November 14, 2012
For fiscal year 2013, the Department of Defense (DoD) requested about $150 billion to fund the pay and benefits of current and retired members of the military. That amount is more than one-quarter of DoD’s total base budget request (the request for all funding other than for military operations in Afghanistan and related activities).
Military Compensation Includes Cash Compensation and Substantial Retirement and Health Benefits
Of DoD’s $150 billion request for compensation in 2013, more than $90 billion would go to basic pay, food and housing allowances, bonuses, and various types of special pay. Another $16 billion would go to accrual payments that account for the future pensions of current service members who will retire from the military (generally after at least 20 years of service). In 2012, DoD paid 34 cents for each dollar of basic pay for active personnel and 24 cents for each dollar of basic pay for reserve personnel.
The remainder of DoD’s request for compensation in 2013—roughly $40 billion—would cover health benefits. Whereas 1.4 million military personnel serve on active duty, a total of nearly 10 million people are eligible for military health benefits. In addition to active-duty military personnel, the people who have access to health benefits include eligible family members of those personnel, retired military personnel and their eligible family members, survivors of service members who died while on active duty, and some members of the reserves and National Guard.
DoD’s request includes funding for TRICARE—the military health care program for current and certain retired service members. In addition, the department makes accrual payments for the future health care of current service members and their spouses (under a program called TRICARE for Life) who will retire from the military and become eligible for Medicare (generally at age 65).
Costs of Military Pay Have Been Increasing Faster Than the General Rate of Inflation and Wages and Salaries in the Private Sector
Over the past decade, the costs per active-duty service member in DoD’s military personnel account (which funds cash compensation and the accrual payments for retirees’ pensions and some of their health care) and the total costs for the military health care program have increased consistently, even with an adjustment for inflation in the general economy.
The upward trend in the military personnel account—which has increased at an average annual rate of 3.2 percent since 2000 (after adjusting for inflation)—is attributable primarily to a series of pay raises that exceeded the general rate of inflation and, in some years, the growth rate of private-sector wages and salaries.
The costs of health benefits grew as a result of medical costs per beneficiary that escalated more rapidly than did either general inflation or increases in per capita costs for medical care—such as inpatient care, outpatient care, and pharmaceuticals—in the national economy.
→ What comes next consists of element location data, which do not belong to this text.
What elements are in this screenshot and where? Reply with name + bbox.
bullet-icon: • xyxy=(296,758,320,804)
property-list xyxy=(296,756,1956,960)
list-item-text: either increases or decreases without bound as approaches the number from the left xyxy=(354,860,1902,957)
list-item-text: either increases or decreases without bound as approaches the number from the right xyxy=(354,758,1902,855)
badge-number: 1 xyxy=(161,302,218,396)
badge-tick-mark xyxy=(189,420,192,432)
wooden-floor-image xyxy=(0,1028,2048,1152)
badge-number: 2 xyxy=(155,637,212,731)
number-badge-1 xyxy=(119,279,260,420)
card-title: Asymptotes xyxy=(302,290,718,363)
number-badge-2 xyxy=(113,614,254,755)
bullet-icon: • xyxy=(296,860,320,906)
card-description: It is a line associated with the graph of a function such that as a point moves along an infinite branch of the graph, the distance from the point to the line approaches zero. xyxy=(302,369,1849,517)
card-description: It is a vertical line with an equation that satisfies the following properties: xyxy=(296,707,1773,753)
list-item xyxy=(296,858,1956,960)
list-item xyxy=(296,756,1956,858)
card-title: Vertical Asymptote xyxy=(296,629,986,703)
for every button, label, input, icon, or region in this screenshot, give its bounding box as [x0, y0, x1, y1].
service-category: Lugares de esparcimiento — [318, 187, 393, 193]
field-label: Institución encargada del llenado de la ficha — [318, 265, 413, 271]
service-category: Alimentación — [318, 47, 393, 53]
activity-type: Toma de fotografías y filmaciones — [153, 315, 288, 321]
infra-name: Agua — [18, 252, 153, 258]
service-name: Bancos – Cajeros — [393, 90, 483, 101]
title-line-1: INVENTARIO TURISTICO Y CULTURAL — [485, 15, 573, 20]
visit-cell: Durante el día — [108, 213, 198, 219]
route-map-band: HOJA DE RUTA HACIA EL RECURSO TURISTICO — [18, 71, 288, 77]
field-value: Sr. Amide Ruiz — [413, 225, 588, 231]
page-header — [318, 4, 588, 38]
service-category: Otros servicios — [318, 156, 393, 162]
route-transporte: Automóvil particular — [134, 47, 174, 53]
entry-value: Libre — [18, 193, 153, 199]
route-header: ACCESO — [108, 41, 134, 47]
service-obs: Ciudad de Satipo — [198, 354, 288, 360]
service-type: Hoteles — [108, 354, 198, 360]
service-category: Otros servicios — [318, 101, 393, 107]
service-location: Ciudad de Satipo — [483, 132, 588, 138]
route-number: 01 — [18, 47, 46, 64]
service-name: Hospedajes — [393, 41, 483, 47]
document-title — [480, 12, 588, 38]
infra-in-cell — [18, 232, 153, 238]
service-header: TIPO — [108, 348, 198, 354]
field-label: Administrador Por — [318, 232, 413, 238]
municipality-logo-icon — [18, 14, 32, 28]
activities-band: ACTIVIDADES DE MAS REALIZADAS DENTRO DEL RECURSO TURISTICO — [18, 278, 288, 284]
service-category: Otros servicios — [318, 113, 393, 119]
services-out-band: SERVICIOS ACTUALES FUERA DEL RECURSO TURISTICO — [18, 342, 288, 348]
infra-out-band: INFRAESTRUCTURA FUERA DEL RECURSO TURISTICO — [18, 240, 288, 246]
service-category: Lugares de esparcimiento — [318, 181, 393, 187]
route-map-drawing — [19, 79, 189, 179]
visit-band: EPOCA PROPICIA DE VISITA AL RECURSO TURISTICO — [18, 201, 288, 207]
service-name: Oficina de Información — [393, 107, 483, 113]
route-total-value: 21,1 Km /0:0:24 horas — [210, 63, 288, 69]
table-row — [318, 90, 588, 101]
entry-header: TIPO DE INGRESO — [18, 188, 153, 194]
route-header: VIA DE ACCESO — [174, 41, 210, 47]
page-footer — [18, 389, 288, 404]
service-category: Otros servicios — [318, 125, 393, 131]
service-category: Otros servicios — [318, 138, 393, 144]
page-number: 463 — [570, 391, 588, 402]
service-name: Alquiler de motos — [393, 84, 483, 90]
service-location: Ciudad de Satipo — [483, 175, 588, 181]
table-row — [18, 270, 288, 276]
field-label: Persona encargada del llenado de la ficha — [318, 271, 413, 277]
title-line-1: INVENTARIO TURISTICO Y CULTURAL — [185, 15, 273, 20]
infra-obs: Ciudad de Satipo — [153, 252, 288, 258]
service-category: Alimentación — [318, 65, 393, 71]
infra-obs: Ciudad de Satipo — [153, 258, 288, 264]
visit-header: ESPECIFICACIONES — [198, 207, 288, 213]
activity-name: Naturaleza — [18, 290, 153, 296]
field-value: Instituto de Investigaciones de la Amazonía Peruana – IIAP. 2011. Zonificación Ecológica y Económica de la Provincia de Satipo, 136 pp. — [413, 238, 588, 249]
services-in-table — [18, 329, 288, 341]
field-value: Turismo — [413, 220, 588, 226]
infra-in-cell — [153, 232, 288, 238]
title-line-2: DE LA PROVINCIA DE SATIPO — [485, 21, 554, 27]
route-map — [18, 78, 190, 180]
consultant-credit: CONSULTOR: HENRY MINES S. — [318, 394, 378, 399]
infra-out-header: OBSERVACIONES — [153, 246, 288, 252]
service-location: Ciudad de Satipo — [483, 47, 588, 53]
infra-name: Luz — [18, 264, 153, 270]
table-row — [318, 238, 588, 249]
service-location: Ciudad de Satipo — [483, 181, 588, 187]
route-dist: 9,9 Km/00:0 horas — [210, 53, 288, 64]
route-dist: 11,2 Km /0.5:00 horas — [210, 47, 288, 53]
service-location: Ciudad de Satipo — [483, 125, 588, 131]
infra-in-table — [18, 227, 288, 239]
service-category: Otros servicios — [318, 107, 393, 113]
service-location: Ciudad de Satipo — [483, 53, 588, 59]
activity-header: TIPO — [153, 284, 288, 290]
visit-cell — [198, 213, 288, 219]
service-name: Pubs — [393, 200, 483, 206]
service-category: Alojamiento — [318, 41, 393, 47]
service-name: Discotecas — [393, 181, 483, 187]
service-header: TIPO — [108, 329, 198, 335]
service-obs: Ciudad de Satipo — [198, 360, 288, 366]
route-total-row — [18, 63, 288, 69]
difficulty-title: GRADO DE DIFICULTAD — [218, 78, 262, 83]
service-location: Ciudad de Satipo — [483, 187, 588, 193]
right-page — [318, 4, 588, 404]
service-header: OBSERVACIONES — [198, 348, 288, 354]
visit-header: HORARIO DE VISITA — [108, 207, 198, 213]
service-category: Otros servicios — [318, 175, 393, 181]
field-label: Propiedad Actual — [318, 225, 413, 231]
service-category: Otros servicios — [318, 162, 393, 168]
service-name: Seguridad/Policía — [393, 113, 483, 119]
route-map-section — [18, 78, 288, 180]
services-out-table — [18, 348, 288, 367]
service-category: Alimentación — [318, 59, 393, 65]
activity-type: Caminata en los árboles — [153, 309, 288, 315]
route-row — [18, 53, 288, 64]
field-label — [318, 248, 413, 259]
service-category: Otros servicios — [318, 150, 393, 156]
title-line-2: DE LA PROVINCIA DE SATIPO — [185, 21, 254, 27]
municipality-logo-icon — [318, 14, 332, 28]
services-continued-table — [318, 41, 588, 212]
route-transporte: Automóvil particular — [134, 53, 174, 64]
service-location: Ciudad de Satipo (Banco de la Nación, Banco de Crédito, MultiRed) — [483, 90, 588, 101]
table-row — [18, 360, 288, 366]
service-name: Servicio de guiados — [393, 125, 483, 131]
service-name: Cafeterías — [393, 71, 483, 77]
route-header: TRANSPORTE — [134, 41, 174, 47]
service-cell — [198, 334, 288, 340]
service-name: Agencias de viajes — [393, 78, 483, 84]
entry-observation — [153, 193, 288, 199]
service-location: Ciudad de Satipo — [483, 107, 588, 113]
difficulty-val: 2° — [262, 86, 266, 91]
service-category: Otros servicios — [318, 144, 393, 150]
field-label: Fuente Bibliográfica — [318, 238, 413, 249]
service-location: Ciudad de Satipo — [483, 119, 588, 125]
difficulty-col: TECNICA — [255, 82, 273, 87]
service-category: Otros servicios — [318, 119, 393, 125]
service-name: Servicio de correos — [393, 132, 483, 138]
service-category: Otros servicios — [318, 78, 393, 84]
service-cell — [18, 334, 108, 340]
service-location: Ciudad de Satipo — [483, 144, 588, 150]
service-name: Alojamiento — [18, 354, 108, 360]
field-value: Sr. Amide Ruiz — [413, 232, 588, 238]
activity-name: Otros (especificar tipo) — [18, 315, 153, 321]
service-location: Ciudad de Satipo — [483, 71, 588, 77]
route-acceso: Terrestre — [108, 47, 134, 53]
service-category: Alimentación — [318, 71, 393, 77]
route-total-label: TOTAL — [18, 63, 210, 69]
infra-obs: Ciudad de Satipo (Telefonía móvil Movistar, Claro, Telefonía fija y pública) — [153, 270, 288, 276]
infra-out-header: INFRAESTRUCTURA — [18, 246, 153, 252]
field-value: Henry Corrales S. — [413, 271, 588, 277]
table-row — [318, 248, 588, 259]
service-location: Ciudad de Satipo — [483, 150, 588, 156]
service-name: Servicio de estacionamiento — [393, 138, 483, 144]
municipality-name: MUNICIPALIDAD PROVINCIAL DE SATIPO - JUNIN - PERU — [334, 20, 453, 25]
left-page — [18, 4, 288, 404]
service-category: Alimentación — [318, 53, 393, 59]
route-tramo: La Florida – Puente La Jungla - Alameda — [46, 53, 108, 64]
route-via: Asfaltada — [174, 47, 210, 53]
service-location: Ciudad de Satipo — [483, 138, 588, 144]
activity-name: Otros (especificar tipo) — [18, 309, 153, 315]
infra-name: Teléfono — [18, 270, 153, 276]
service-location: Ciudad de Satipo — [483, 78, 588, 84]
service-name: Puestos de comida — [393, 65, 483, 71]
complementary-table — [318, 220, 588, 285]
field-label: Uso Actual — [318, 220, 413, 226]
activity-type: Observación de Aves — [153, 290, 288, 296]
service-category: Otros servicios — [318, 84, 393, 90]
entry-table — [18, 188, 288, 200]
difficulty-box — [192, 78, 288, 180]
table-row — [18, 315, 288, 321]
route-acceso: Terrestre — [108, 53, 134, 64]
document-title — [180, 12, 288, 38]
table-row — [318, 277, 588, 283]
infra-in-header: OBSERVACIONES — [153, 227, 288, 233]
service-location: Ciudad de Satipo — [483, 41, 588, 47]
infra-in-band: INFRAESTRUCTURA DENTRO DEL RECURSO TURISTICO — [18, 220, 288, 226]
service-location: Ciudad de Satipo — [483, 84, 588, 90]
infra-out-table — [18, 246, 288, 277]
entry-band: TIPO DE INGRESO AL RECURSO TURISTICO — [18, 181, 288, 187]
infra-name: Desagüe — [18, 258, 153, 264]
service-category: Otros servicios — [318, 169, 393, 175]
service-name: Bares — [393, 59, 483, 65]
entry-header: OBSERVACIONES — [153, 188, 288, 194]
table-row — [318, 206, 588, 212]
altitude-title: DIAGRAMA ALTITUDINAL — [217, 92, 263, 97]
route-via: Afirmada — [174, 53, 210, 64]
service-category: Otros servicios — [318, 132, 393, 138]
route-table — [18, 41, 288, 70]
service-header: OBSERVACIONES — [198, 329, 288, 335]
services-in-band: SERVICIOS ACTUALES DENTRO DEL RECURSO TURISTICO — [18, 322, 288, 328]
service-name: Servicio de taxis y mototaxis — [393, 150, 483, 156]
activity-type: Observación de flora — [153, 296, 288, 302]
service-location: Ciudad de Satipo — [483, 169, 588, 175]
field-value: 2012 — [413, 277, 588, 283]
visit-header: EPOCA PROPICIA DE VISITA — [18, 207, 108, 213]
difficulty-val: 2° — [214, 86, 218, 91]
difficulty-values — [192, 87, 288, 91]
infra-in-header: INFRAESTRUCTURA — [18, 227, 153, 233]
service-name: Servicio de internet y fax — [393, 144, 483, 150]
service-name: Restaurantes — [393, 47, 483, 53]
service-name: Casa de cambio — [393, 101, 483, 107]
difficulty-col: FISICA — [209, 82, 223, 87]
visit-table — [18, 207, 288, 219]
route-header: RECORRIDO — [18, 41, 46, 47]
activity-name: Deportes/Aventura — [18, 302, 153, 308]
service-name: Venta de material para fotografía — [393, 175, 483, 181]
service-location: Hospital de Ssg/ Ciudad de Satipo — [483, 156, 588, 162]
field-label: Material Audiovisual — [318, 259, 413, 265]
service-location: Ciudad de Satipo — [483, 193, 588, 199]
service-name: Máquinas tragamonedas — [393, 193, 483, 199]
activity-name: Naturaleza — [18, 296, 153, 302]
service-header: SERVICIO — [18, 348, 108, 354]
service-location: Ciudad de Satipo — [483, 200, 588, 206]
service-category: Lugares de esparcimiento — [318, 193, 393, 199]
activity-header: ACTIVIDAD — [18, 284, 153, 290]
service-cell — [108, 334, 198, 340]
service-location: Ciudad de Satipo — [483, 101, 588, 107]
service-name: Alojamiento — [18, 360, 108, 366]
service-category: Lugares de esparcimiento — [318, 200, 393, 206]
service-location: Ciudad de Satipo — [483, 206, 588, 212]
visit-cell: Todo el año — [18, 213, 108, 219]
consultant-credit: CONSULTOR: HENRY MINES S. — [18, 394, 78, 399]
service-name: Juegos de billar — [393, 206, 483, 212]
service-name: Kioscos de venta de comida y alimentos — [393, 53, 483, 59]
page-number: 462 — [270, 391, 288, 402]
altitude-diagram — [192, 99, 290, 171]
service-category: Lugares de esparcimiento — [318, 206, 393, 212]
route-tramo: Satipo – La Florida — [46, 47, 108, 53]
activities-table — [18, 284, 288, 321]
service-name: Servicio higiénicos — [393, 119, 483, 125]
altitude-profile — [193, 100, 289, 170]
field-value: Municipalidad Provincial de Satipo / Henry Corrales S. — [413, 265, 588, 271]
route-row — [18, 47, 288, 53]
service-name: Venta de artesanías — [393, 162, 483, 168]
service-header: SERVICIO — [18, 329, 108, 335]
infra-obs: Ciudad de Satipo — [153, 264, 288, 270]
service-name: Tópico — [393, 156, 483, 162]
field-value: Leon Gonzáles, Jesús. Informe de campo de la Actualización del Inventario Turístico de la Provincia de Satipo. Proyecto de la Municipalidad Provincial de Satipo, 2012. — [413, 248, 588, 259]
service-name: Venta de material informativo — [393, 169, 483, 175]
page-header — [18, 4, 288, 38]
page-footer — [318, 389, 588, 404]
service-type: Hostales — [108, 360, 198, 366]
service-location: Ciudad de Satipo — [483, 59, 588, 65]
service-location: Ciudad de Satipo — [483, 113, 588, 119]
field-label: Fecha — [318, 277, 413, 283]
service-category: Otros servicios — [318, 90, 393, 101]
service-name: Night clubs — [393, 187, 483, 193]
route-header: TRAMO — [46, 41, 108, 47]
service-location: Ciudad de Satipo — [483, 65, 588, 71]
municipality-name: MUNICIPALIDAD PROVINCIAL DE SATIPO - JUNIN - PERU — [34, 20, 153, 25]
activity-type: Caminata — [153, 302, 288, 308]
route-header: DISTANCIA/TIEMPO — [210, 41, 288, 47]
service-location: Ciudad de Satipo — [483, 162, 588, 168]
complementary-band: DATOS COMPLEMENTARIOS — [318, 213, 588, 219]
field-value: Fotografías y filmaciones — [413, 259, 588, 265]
Finally, the Congress has established new medical benefits; in particular, TRICARE for Life “wraps around” Medicare benefits and substantially reduces out-of-pocket expenses for eligible beneficiaries.
DoD’s Fiscal Situation Has Changed As a Result of the Budget Control Act of 2011
CBO estimates that DoD’s funding for fiscal year 2013 will drop to $469 billion—about 11 percent below DoD’s request for the year—if all provisions of the Budget Control Act of 2011 are enforced, including sequestration (the automatic cancellation of a portion of budgetary resources). Future cuts will be substantial as well under current law. To meet those constraints, significant changes will be needed in military compensation, procurement of weapon systems, or both. This report, which focuses on military compensation, discusses several approaches that could be taken to curtail federal spending.
One possibility would be to restrict basic pay raises, as DoD has proposed for three of the next five years in its 2013 Future Years Defense Program, which was submitted to the Congress in April 2012. Although smaller pay raises could lead to fewer enlistments and faster attrition from the armed services, those consequences might be mitigated by increasing the availability of enlistment bonuses and selective reenlistment bonuses (the latter are offered to service members in hard-to-fill occupations). Alternatively—or in combination with restricting pay raises—DoD could reduce the number of active-duty military personnel more aggressively than the cumulative 5 percent cut currently planned between 2013 and 2017.
Another approach might be to replace the current retirement system (under which active-duty members qualify for immediate benefits after 20 years of service) with a defined-benefit system that partially vests earlier in a member’s career, with a defined-contribution system under which DoD matches the service members’ contributions to a savings plan, or with some combination of the two systems. Those systems could cost less or more than the current system, depending on how they were structured and implemented, and savings might not be achieved for several years.
A third possible approach would be to restrain health care costs by making changes in enrollment fees, deductibles, copayments, or other aspects of current benefits. DoD has proposed various changes of this sort in its recent budget requests. Savings from some of those measures might be achieved immediately upon implementation.